(73) SavoieBatÔjazz

25/08/2023 – Coccolite au château de Pomboz pour BatÔjazz

“Seriez vous présents en ce monde, si vos parents
un soir d’allégresse n’avaient commis quelque folie ?”

 

Le cadre était beau, somptueux même. Avec sa verdure à perte de vue, sa forêt dense, et la danse des remparts autour du château de Pomboz à Saint-Pierre-de-Curtille, ce vendredi 25 août, pour accueillir la neuvième édition du festival BatÔjazz.

Ce soir là, un premier groupe (trio décapant  de musiciens qui se fréquentent depuis quinze ans: Nicolas Derant: synthétiseurs ; Timothée Robert: basse (rose mais non genrée) et machines ; Julien Sérié: batterie et machines) était programmé et le temps menaçait: Coccolite*.

Ce groupe est tempétueux: du jazz rock progressif, aux très nombreuses influences. Il est pulsionnel, car il aime jouer avec les machines, les sons; les bruits, les marquages répétitifs selon des décalages subtils et polyrythmiques, produisant des effets de transes intergalactiques. Timothée, dit “Léo” joue du basset de la main gauche pendant que la droite programme des étrangetés sonores (des “inanités sonores” aurait dit Mallarmé) très “space”. Julien propose des enchaînements harmoniques bizarroïdes comme j’aime (Sol m suivi d’un mi mineur, selon une balançoire vertigineuse). Et Julien cogne et raffine avec un art consommé. Des musiciens talentueux et furieux. Alors ce qui devait arriver arriva, selon la prophétie auto- réalisatrice de “la fin du monde” (derniers enregistrements de Coccolite).

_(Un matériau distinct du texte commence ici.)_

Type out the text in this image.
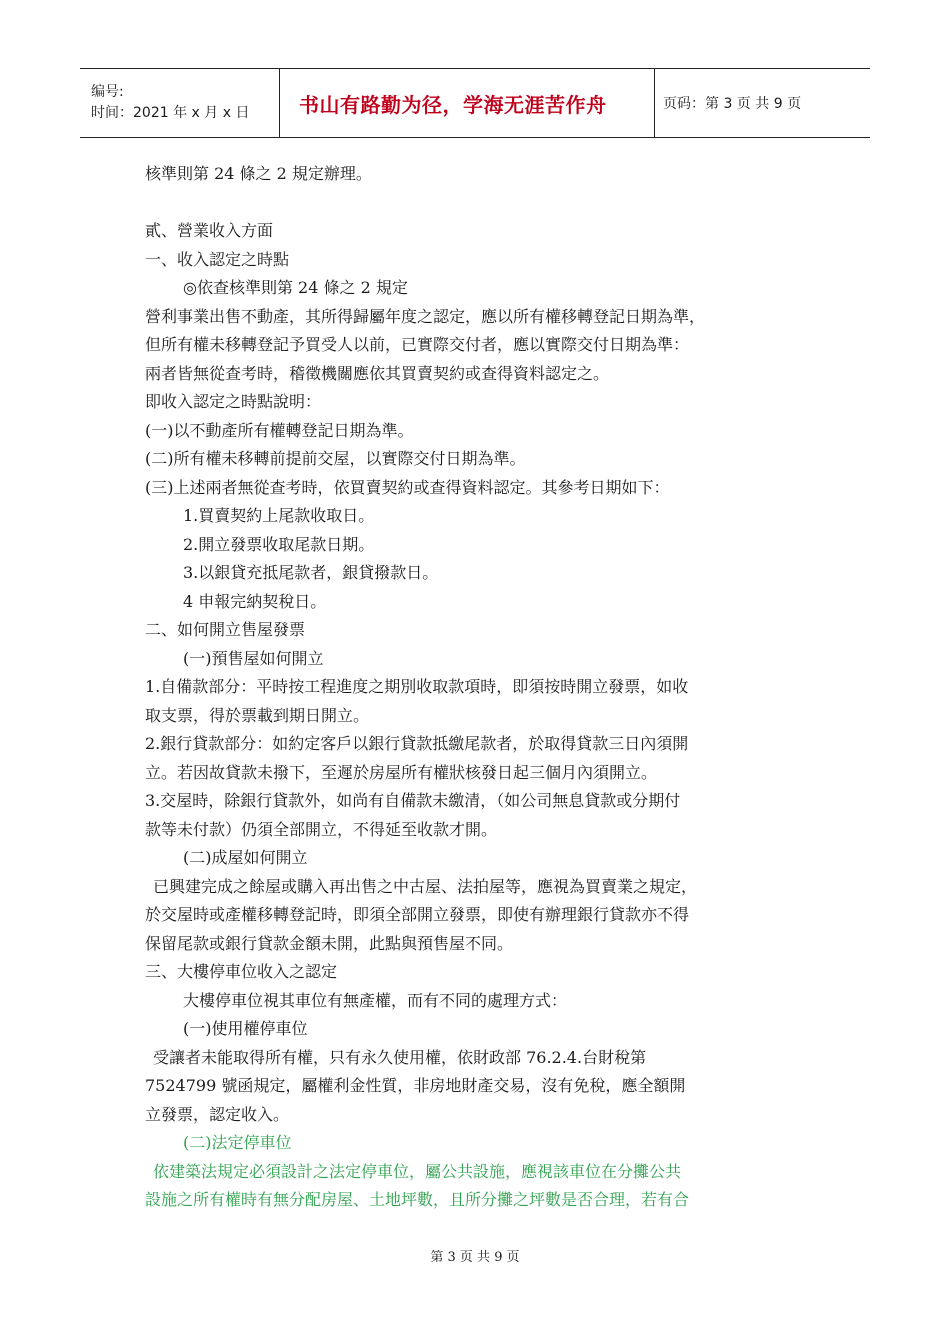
编号:
时间：2021 年 x 月 x 日	书山有路勤为径，学海无涯苦作舟	页码：第 3 页 共 9 页
核準則第 24 條之 2 規定辦理。
貳、營業收入方面
一、收入認定之時點
◎依查核準則第 24 條之 2 規定
營利事業出售不動產，其所得歸屬年度之認定，應以所有權移轉登記日期為準，
但所有權未移轉登記予買受人以前，已實際交付者，應以實際交付日期為準：
兩者皆無從查考時，稽徵機關應依其買賣契約或查得資料認定之。
即收入認定之時點說明：
(一)以不動產所有權轉登記日期為準。
(二)所有權未移轉前提前交屋，以實際交付日期為準。
(三)上述兩者無從查考時，依買賣契約或查得資料認定。其參考日期如下：
1.買賣契約上尾款收取日。
2.開立發票收取尾款日期。
3.以銀貸充抵尾款者，銀貸撥款日。
4 申報完納契稅日。
二、如何開立售屋發票
(一)預售屋如何開立
1.自備款部分：平時按工程進度之期別收取款項時，即須按時開立發票，如收
取支票，得於票載到期日開立。
2.銀行貸款部分：如約定客戶以銀行貸款抵繳尾款者，於取得貸款三日內須開
立。若因故貸款未撥下，至遲於房屋所有權狀核發日起三個月內須開立。
3.交屋時，除銀行貸款外，如尚有自備款未繳清，（如公司無息貸款或分期付
款等未付款）仍須全部開立，不得延至收款才開。
(二)成屋如何開立
已興建完成之餘屋或購入再出售之中古屋、法拍屋等，應視為買賣業之規定，
於交屋時或產權移轉登記時，即須全部開立發票，即使有辦理銀行貸款亦不得
保留尾款或銀行貸款金額未開，此點與預售屋不同。
三、大樓停車位收入之認定
大樓停車位視其車位有無產權，而有不同的處理方式：
(一)使用權停車位
受讓者未能取得所有權，只有永久使用權，依財政部 76.2.4.台財稅第
7524799 號函規定，屬權利金性質，非房地財產交易，沒有免稅，應全額開
立發票，認定收入。
(二)法定停車位
依建築法規定必須設計之法定停車位，屬公共設施，應視該車位在分攤公共
設施之所有權時有無分配房屋、土地坪數，且所分攤之坪數是否合理，若有合
第 3 页 共 9 页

Ais-je cauchemardé ? Certains le tiendront pour assuré ! A force de provoquer les oreilles, le ciel et le courroux de Dame Nature, le vent s’est levé, a forci puis s’est fait tempête. Accompagné de pluies heureusement rendues inoffensives par le chapiteau de toile écrue, solidement arrimé (amarré) dans le sol par les mats de bois dont on fait les voiliers, il a progressé en bourrasques secouant ladite toile que les bénévoles de l’équipe de BatÔJazz avaient tendue. Alors, c’est grâce à la générosité de l’équipe, qu’une frénésie de dévouement s’est déployée, permettant à quelques uns de s’accrocher au pied de projecteurs, à d’autres de courir chercher une serviette éponge pour protéger les instruments ou de brandir quelques parapluies sur les spots, les instruments ou musiciens. Le public est aux anges et au spectacle. Il en prend plein les oreilles (des décibels, des hurlements de vent, plein les yeux…mais on m’assure que des hordes de chaises pliables volantes, poursuivies de sandwichs affamés et de canettes insolentes, ne sont que des fantasmes rapidement effacés par le retour au calme…)

En effet, Descente d’acide, le thème que les musiciens jouèrent alors, pour narrer une expérience désagréable ou pour calmer les Dieux, permit l’apaisement des Cieux, l’assagissement du ciel et un répit de la pluie. La soirée se poursuivi dans le calme et l’allégresse. Nous retiendrons que ce groupe est très novateur, bien calé, ses chorus sont vertigineux. Et son humour sans calcul m’a autorisé à pratiquer le délire contrôlé dans ma chronique, à l’image de leur musique. Nous avons vraiment apprécié cette soirée!

 

*Coccolite ; ce nom est selon la légende, un performatif polysémique c’est à dire aussi bien, et à peine déguisé, la pierre (lythos) de Cocco – ou coca, que la sucrerie consolante (chococolatée), que la rupture et discontinuité dans la construction de la phrase ou le discours en général, musical en particulier (la fameuse “anacoluthe”), bref, une propension pour le plaisir que l’on ingère, et ce, dans un certain désordre.

 

Merci à Matthieu Scheidecker pour ses photos.